Sometimes dumping on the poor is a consequence of self-exploitation. In their search for new disposal sites, waste managers have discovered fertile ground on American Indian reservations, which are considered sovereign entities not subject to local or state environmental restrictions and whose residents are perhaps the poorest of the nation's poor.
Typical is the dilemma of California's Campo tribe of Mission Indians, whose land lies 68 miles east of San Diego. Leaders of the community of 250 people are negotiating with a waste-disposal company to build a landfill and recycling plant that would be fed up to 3,000 tons of garbage a day from San Diego County. This would be a boon for the county, which is running out of landfill. For the Indians, the project would bring jobs and "millions" in income, says tribal EPA chairman Michael Connelly-Misquish.
Connelly-Misquish claims the tribe would write health and safety codes at least equal to those required by California's environmental agencies. But ranchers and farmers near the reservation are not so sure. Concerned that the dump and incinerator would contaminate the region, they have asked the state legislature to make all California reservations subject to state environmental regulations. If they succeed, the waste companies can expect to come up against tougher environmental rules at other reservations.

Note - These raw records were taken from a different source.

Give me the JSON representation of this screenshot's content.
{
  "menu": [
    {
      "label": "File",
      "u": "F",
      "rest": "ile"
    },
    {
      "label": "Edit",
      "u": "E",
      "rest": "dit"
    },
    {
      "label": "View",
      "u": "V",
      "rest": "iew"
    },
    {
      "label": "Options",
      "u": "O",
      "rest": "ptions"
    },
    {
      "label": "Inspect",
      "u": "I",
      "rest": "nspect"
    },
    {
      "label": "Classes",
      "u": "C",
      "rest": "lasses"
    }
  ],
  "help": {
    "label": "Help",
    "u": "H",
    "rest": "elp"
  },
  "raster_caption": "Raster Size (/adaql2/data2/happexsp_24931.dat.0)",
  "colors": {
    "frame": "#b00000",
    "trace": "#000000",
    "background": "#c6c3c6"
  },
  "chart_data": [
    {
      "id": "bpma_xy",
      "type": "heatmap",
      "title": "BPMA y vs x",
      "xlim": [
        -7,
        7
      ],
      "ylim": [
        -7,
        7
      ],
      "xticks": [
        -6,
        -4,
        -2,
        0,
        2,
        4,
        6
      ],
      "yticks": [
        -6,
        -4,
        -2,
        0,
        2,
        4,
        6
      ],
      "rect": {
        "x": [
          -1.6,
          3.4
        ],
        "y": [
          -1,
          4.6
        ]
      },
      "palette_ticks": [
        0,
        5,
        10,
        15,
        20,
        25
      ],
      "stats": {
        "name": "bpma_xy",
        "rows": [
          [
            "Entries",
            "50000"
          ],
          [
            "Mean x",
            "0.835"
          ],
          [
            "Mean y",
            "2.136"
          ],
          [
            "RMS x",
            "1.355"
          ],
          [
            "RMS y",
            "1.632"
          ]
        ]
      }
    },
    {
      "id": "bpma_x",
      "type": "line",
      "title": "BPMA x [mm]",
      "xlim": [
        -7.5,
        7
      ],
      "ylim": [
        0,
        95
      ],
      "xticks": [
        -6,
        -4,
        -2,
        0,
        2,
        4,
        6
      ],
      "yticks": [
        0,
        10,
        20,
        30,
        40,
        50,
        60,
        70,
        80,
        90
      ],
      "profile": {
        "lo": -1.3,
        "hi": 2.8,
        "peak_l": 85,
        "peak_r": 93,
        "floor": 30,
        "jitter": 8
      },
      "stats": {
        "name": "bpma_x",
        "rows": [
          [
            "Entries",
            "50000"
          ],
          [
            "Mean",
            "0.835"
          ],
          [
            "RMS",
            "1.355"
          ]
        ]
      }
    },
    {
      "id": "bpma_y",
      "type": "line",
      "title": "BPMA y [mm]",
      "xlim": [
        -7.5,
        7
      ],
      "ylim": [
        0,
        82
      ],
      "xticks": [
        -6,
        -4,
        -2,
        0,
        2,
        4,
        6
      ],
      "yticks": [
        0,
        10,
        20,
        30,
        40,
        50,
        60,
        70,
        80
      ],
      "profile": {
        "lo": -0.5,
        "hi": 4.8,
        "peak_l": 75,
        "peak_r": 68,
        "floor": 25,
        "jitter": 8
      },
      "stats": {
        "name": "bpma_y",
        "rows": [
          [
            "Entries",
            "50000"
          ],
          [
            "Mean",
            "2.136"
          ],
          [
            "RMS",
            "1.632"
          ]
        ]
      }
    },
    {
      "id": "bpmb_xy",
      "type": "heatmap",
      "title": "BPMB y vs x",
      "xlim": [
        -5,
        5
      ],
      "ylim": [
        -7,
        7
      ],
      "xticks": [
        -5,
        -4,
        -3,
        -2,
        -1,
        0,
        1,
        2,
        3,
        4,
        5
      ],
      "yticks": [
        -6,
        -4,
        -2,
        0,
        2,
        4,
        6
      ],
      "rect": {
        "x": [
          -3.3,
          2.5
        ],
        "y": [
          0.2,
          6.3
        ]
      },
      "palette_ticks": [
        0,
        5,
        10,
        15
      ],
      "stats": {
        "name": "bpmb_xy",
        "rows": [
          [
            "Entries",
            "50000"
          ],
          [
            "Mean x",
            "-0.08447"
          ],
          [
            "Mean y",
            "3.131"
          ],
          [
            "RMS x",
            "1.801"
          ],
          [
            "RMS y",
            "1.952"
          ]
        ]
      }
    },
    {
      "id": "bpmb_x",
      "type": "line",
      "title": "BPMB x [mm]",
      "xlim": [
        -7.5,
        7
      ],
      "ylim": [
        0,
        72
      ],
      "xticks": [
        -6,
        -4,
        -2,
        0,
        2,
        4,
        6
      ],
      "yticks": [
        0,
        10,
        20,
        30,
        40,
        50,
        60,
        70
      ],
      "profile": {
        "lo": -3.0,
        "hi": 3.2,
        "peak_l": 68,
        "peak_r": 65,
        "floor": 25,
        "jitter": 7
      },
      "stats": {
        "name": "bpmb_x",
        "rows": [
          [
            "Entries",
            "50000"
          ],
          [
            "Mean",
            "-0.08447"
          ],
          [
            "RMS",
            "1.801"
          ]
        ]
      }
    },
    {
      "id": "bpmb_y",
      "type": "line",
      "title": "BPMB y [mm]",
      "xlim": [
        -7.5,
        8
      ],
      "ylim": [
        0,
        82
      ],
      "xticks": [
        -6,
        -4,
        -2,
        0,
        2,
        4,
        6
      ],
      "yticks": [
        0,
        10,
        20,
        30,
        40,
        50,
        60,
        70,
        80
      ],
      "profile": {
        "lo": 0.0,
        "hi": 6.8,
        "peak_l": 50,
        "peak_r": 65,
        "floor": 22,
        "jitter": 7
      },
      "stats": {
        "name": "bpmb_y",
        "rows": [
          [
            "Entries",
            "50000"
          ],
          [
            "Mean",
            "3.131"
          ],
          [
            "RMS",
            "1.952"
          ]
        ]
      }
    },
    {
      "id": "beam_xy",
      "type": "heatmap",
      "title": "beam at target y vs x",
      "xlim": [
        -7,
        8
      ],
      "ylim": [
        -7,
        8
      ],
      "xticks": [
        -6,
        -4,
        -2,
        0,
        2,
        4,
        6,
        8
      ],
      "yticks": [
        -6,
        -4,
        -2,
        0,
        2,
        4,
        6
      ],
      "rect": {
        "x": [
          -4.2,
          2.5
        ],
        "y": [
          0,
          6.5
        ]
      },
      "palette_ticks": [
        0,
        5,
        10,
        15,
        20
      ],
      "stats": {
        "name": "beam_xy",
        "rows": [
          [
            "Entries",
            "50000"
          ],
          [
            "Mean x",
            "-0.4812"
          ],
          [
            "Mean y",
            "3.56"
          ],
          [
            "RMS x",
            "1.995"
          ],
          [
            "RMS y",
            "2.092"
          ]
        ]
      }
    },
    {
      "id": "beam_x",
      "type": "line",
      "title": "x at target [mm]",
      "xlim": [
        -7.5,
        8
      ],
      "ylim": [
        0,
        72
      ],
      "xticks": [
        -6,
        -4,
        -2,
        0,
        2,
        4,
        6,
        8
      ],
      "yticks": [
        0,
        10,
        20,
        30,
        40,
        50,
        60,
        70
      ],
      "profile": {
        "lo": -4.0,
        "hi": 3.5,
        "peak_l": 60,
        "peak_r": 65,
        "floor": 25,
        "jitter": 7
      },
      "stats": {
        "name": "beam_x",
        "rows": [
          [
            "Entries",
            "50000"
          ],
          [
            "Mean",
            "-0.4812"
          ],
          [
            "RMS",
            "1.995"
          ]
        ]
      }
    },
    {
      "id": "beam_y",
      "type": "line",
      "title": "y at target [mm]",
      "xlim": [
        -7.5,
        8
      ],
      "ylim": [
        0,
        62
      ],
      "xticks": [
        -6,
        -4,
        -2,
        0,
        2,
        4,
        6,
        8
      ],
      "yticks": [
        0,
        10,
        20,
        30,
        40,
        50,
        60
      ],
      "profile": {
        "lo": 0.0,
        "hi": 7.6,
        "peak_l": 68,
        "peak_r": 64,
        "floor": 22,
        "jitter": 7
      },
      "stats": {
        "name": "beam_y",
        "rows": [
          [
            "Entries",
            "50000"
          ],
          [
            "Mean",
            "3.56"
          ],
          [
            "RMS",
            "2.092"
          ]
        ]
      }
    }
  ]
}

The Campos' opponents are practicing a strategy that wealthier neighborhoods use regularly with considerable success. That strategy is encompassed in a now familiar slogan: NIMBY (not in my backyard). With the help of money and political power, such groups fight off unwanted facilities like halfway houses for recovering addicts, prisons and incinerators, which then almost invariably find homes that can least afford to resist them. In well-to-do Greenwich, Conn., for example, singer Diana Ross and 12 fellow residents launched a NIMBY campaign to prevent the state from building a $6 million-plus truck-weighing station on an interstate highway that runs near their homes.
For the nation's newly energized grassroots activists, however, NIMBY is a fruitless answer. Theirs is a challenge that the entire U.S. has yet to confront: it's spelled NIABY -- not in anyone's backyard.

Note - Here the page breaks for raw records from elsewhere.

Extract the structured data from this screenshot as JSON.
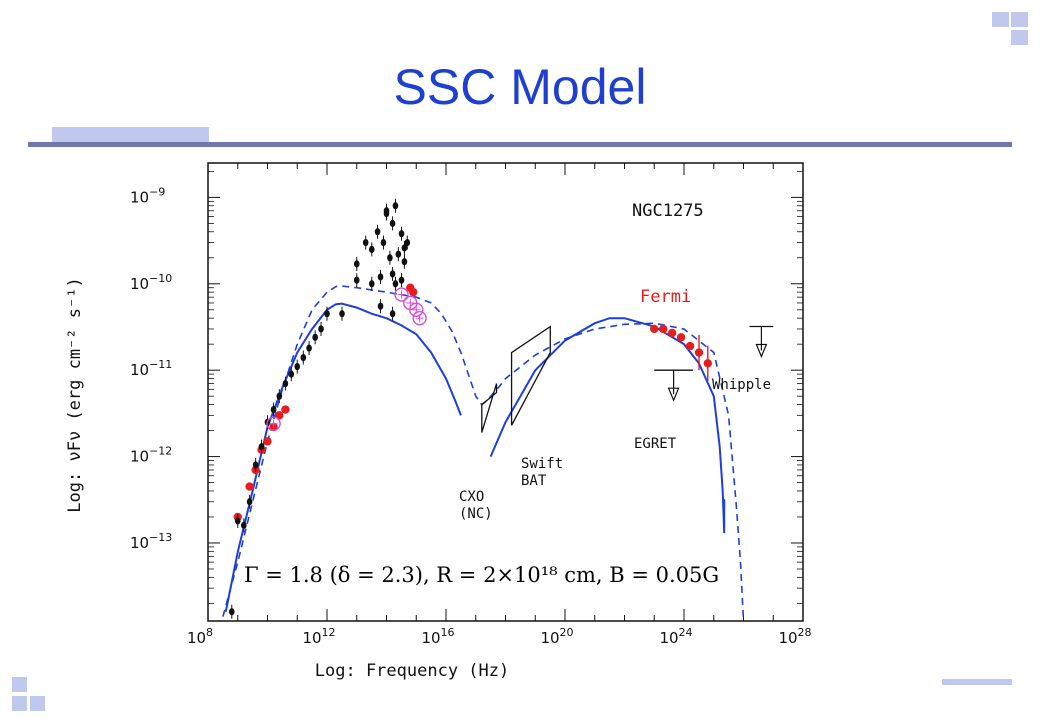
{
  "slide": {
    "title": "SSC Model",
    "colors": {
      "title": "#1f3fd0",
      "decor_light": "#c0c8ee",
      "decor_line": "#6f78a8"
    }
  },
  "chart_data": {
    "type": "scatter",
    "title": "NGC1275",
    "xlabel": "Log: Frequency (Hz)",
    "ylabel": "Log: νFν (erg cm⁻² s⁻¹)",
    "xscale": "log",
    "yscale": "log",
    "xlim": [
      100000000.0,
      1e+28
    ],
    "ylim": [
      1.25e-14,
      2.5e-09
    ],
    "x_ticks": [
      {
        "base": "10",
        "exp": "8"
      },
      {
        "base": "10",
        "exp": "12"
      },
      {
        "base": "10",
        "exp": "16"
      },
      {
        "base": "10",
        "exp": "20"
      },
      {
        "base": "10",
        "exp": "24"
      },
      {
        "base": "10",
        "exp": "28"
      }
    ],
    "y_ticks": [
      {
        "base": "10",
        "exp": "−9"
      },
      {
        "base": "10",
        "exp": "−10"
      },
      {
        "base": "10",
        "exp": "−11"
      },
      {
        "base": "10",
        "exp": "−12"
      },
      {
        "base": "10",
        "exp": "−13"
      }
    ],
    "formula": "Γ = 1.8 (δ = 2.3), R = 2×10¹⁸ cm, B = 0.05G",
    "annotations": {
      "fermi": "Fermi",
      "whipple": "Whipple",
      "egret": "EGRET",
      "swift_1": "Swift",
      "swift_2": "BAT",
      "cxo_1": "CXO",
      "cxo_2": "(NC)"
    },
    "series": [
      {
        "style": "solid",
        "color": "#1d3fd8",
        "x": [
          398000000.0,
          1000000000.0,
          3160000000.0,
          10000000000.0,
          31600000000.0,
          100000000000.0,
          316000000000.0,
          1000000000000.0,
          2000000000000.0,
          3160000000000.0,
          10000000000000.0,
          31600000000000.0,
          100000000000000.0,
          316000000000000.0,
          1000000000000000.0,
          3160000000000000.0,
          1e+16,
          2e+16,
          3.16e+16
        ],
        "y": [
          1.6e-14,
          7.9e-14,
          4e-13,
          2.2e-12,
          6.3e-12,
          1.6e-11,
          3e-11,
          5e-11,
          5.8e-11,
          5.9e-11,
          5.3e-11,
          4.5e-11,
          4e-11,
          3.3e-11,
          2.6e-11,
          1.6e-11,
          8e-12,
          4.5e-12,
          3e-12
        ],
        "x2": [
          3.16e+17,
          1e+18,
          3.16e+18,
          1e+19,
          1e+20,
          1e+21,
          3.16e+21,
          1e+22,
          1e+23,
          1e+24,
          3.16e+24,
          1e+25,
          1.58e+25,
          2e+25,
          2.24e+25,
          2.24e+25
        ],
        "y2": [
          1e-12,
          2.5e-12,
          5e-12,
          1e-11,
          2.2e-11,
          3.5e-11,
          4e-11,
          4e-11,
          3.2e-11,
          2e-11,
          1.2e-11,
          5e-12,
          1.3e-12,
          4e-13,
          1.3e-13,
          3.2e-13
        ]
      },
      {
        "style": "dashed",
        "color": "#1d3fd8",
        "x": [
          316000000.0,
          1000000000.0,
          3160000000.0,
          10000000000.0,
          31600000000.0,
          100000000000.0,
          316000000000.0,
          1000000000000.0,
          2000000000000.0,
          3160000000000.0,
          10000000000000.0,
          100000000000000.0,
          1000000000000000.0,
          3160000000000000.0,
          7000000000000000.0,
          1.6e+16,
          3.16e+16,
          6.3e+16,
          1e+17,
          1.58e+17,
          2.5e+17,
          3.16e+17,
          6.3e+17,
          1e+18,
          1e+19,
          1e+20,
          1e+21,
          1e+22,
          1e+23,
          1e+24,
          1e+25,
          3.16e+25,
          5.6e+25,
          7.9e+25,
          1e+26
        ],
        "y": [
          1.4e-14,
          6e-14,
          3e-13,
          1.5e-12,
          6e-12,
          2e-11,
          5e-11,
          8e-11,
          9.3e-11,
          9.4e-11,
          9e-11,
          8e-11,
          7e-11,
          6e-11,
          4.5e-11,
          2.8e-11,
          1.6e-11,
          8e-12,
          5e-12,
          4e-12,
          4.5e-12,
          5e-12,
          6.5e-12,
          8e-12,
          1.5e-11,
          2.3e-11,
          3e-11,
          3.4e-11,
          3.5e-11,
          3e-11,
          1.6e-11,
          3e-12,
          3e-13,
          6e-14,
          1.25e-14
        ]
      },
      {
        "name": "Fermi",
        "color": "#e81c1c",
        "marker": "filled-circle",
        "x": [
          1e+23,
          2e+23,
          4e+23,
          8e+23,
          1.6e+24,
          3.2e+24,
          6.3e+24
        ],
        "y": [
          3e-11,
          3e-11,
          2.7e-11,
          2.4e-11,
          1.9e-11,
          1.6e-11,
          1.2e-11
        ]
      },
      {
        "color": "#e81c1c",
        "marker": "filled-circle",
        "x": [
          1000000000.0,
          2500000000.0,
          4000000000.0,
          6300000000.0,
          10000000000.0,
          16000000000.0,
          25000000000.0,
          40000000000.0,
          630000000000000.0,
          790000000000000.0
        ],
        "y": [
          2e-13,
          4.5e-13,
          7e-13,
          1.2e-12,
          1.5e-12,
          2.2e-12,
          3e-12,
          3.5e-12,
          9e-11,
          8e-11
        ]
      },
      {
        "color": "#111111",
        "marker": "filled-diamond",
        "x": [
          630000000.0,
          1000000000.0,
          1600000000.0,
          2500000000.0,
          4000000000.0,
          6300000000.0,
          10000000000.0,
          16000000000.0,
          25000000000.0,
          40000000000.0,
          63000000000.0,
          100000000000.0,
          160000000000.0,
          250000000000.0,
          400000000000.0,
          630000000000.0,
          1000000000000.0,
          10000000000000.0,
          20000000000000.0,
          32000000000000.0,
          50000000000000.0,
          79000000000000.0,
          100000000000000.0,
          130000000000000.0,
          160000000000000.0,
          200000000000000.0,
          250000000000000.0,
          320000000000000.0,
          400000000000000.0,
          500000000000000.0,
          32000000000000.0,
          63000000000000.0,
          160000000000000.0,
          320000000000000.0,
          100000000000000.0,
          200000000000000.0,
          400000000000000.0,
          3200000000000.0,
          10000000000000.0,
          63000000000000.0,
          160000000000000.0
        ],
        "y": [
          1.6e-14,
          1.8e-13,
          1.6e-13,
          3e-13,
          8e-13,
          1.3e-12,
          2.5e-12,
          3.5e-12,
          5e-12,
          7e-12,
          9e-12,
          1.1e-11,
          1.4e-11,
          1.8e-11,
          2.4e-11,
          3e-11,
          4.5e-11,
          1.7e-10,
          3e-10,
          2.5e-10,
          4e-10,
          3e-10,
          6.5e-10,
          2e-10,
          5e-10,
          8e-10,
          2.2e-10,
          3.8e-10,
          1.8e-10,
          3e-10,
          1e-10,
          1.2e-10,
          1.3e-10,
          1.1e-10,
          7e-10,
          1e-10,
          2.6e-10,
          4.5e-11,
          1.1e-10,
          5.5e-11,
          4.5e-11
        ]
      },
      {
        "color": "#d84ad8",
        "marker": "open-circle",
        "x": [
          16000000000.0,
          320000000000000.0,
          630000000000000.0,
          1000000000000000.0,
          1300000000000000.0
        ],
        "y": [
          2.4e-12,
          7.5e-11,
          6e-11,
          5e-11,
          4e-11
        ]
      }
    ],
    "bowties": [
      {
        "x": [
          1.6e+17,
          5e+17
        ],
        "y_lo": [
          1.9e-12,
          7e-12
        ],
        "y_hi": [
          4e-12,
          5.5e-12
        ],
        "color": "#111111"
      },
      {
        "x": [
          1.6e+18,
          3.2e+19
        ],
        "y_lo": [
          2.3e-12,
          1.6e-11
        ],
        "y_hi": [
          1.6e-11,
          3.2e-11
        ],
        "color": "#111111"
      }
    ],
    "upper_limits": [
      {
        "x": [
          1e+23,
          2e+24
        ],
        "y": 1e-11,
        "color": "#111111"
      },
      {
        "x": [
          1.6e+26,
          1e+27
        ],
        "y": 3.2e-11,
        "color": "#111111"
      }
    ]
  }
}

Where, then? The activists aren't terribly helpful in answering that question. They are, however, eloquent in arguing that the nation's monumental waste-disposal problems can no longer be solved by transferring toxic trash from a privileged neighborhood to a less fortunate one; that even state-of- the-art incinerators are costly and inefficient; that a nation that produces 160 million tons of residential and commercial solid wastes every year must find a way to deal with them without destroying its communities; and that, finally, pollution kills people. The rate of lung cancer among young urban blacks is significantly higher than the national average. Some experts persuasively suggest that this dismaying statistic may be attributable not so much to rotten ghetto air as to the fact that young blacks smoke too much.
Regardless of the merits of that debate, one thing is clear: the war to protect the environment has opened a new front in gritty ghetto streets and downtrodden rural backwaters where the endangered species is the poor.